You won't get the best results, or indeed any result, by using just the one exposure. What you need to do is take dozens, or hundreds (yes, hundreds!), of exposures each less than 30s. You then combine the best of these into one image in specialist software, a process called stacking. For planetary imaging such free software are Registax and Autostakkert, and for DSO imaging, DeepSkyStacker. The images of your target object are termed "lights" in stacking parlance. You can improve the output of stacking by taking account of noise by taking a lot of images with the 'scope capped, so as not to admit any light, using the same exposure length. These are termed "darks". By repeating the darks, but using the shortest exposure your camera can take, you can account for the camera's read noise. These are termed "bias" frames. And finally, you can correct for unevenness of sensitivity by using exposures called "flats".

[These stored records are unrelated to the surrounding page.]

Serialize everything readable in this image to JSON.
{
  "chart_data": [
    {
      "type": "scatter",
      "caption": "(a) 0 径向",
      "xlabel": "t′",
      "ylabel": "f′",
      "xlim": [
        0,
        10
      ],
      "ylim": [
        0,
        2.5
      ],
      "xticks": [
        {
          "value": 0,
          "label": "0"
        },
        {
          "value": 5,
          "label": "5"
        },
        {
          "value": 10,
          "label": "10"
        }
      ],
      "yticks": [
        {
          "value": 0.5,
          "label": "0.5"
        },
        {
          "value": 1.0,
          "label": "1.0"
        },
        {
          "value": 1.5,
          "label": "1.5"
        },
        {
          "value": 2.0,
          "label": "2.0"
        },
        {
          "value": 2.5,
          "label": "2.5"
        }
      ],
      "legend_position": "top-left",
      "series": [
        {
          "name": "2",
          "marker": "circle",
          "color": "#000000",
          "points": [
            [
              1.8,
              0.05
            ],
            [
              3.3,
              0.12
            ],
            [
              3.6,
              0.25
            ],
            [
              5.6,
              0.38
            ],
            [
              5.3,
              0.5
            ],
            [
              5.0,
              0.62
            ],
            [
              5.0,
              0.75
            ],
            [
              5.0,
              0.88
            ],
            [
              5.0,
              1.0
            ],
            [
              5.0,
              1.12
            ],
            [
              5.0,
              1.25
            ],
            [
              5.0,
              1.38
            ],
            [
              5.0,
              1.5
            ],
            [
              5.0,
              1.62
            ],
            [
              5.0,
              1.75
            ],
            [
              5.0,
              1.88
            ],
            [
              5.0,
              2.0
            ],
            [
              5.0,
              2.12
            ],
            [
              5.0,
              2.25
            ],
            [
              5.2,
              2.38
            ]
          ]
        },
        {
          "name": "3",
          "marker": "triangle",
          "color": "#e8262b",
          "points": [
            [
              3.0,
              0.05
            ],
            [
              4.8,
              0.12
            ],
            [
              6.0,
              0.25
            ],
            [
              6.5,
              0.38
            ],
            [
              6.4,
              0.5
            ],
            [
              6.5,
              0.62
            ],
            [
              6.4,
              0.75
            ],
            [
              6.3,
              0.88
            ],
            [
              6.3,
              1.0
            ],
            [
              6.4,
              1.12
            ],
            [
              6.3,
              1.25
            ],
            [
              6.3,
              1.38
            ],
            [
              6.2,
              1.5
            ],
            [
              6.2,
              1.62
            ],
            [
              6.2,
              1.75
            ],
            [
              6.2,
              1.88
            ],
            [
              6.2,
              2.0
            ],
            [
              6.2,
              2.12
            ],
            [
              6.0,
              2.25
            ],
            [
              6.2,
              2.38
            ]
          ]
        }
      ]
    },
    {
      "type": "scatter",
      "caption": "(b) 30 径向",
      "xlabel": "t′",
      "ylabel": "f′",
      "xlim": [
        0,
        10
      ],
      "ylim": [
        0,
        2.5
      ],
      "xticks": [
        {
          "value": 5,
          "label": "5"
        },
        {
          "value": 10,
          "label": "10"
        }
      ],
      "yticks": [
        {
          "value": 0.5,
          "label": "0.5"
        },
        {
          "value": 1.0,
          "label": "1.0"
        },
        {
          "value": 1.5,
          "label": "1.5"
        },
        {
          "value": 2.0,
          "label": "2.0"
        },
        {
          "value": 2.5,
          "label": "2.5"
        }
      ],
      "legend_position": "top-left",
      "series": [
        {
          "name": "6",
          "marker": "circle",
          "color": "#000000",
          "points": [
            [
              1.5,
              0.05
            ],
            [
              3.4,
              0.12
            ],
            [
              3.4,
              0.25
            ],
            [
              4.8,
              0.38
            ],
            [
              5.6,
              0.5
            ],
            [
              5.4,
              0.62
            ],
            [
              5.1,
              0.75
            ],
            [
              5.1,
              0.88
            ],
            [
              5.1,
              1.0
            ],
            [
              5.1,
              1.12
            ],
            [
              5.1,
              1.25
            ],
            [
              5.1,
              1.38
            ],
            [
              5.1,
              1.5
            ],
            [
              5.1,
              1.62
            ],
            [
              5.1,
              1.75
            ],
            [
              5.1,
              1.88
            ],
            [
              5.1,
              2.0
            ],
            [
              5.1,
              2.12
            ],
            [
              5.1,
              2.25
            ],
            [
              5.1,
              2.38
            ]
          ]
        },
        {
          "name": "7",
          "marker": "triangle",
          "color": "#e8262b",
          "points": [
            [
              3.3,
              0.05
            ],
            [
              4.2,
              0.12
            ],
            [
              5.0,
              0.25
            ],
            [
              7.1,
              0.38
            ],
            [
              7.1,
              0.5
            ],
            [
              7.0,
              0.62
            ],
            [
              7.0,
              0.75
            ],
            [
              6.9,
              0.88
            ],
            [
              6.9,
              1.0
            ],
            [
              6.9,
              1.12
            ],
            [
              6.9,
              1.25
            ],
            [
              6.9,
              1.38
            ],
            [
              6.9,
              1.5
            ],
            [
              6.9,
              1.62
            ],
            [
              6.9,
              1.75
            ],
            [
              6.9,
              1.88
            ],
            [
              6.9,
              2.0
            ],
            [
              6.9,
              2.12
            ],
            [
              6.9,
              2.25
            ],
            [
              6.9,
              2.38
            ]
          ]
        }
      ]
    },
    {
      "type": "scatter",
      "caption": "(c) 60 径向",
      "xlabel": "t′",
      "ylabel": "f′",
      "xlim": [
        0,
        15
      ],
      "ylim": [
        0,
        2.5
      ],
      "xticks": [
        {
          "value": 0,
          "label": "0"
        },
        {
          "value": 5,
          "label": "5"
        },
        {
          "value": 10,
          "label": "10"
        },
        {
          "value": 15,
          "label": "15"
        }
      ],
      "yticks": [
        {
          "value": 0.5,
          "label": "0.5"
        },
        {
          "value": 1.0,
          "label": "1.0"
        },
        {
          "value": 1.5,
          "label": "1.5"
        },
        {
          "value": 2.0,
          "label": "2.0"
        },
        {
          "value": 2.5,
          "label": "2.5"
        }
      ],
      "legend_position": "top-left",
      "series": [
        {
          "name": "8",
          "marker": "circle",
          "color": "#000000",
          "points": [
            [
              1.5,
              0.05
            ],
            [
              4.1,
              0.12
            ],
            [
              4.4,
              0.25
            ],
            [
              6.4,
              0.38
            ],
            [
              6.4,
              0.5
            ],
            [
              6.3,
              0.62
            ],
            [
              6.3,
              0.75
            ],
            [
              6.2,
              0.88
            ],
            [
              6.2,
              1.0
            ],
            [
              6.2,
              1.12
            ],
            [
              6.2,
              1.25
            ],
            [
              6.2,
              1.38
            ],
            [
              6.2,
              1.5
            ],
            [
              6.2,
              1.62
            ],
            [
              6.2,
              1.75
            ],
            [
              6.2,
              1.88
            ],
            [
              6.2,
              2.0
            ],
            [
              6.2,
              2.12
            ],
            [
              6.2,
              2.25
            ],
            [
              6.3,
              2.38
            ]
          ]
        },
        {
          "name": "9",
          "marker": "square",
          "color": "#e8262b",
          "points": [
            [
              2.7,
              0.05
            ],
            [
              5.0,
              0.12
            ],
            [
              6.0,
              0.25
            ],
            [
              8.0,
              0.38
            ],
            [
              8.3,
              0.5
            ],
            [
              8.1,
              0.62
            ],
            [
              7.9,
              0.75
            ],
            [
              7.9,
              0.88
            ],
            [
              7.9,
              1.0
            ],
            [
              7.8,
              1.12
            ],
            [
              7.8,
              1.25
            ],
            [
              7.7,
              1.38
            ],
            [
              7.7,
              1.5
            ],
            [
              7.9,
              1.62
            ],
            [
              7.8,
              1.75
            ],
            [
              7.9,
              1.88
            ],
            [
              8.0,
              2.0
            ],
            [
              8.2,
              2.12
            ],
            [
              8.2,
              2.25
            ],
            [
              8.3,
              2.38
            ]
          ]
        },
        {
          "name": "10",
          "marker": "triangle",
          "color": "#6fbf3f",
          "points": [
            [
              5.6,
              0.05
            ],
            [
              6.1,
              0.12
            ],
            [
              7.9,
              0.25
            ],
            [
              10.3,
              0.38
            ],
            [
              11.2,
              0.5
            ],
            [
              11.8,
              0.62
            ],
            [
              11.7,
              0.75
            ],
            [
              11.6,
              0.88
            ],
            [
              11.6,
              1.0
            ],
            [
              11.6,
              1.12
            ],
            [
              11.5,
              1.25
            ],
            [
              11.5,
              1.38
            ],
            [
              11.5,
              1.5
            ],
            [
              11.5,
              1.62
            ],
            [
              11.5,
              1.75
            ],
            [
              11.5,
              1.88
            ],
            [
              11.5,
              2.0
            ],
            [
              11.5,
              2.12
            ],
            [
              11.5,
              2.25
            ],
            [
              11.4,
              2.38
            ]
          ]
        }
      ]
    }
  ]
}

As final thoughts, when you set up your mount:

  1. Make sure it is as level as you can. Use a proper spirit level, not one of these buttons with a bubble in the centre which I've found to be hopelessly inaccurate.
  2. Enter you precise location.
  3. Enter you time as precisely as you can, say within 5s.
  4. Centre the star as closely as possible (you indicate that you are doing that).
  5. Make sure that the 'scope doesn't slip on the friction clutch when you swap from the eyepiece to the camera. This is a problem I've had, and I've now found that with my red-spot finder well aligned I can use the camera's live-view to centre the star, so avoiding the need to swap.

I hope this helps, but as you see, there are quite a few things that need to come together to get a satisfactory image.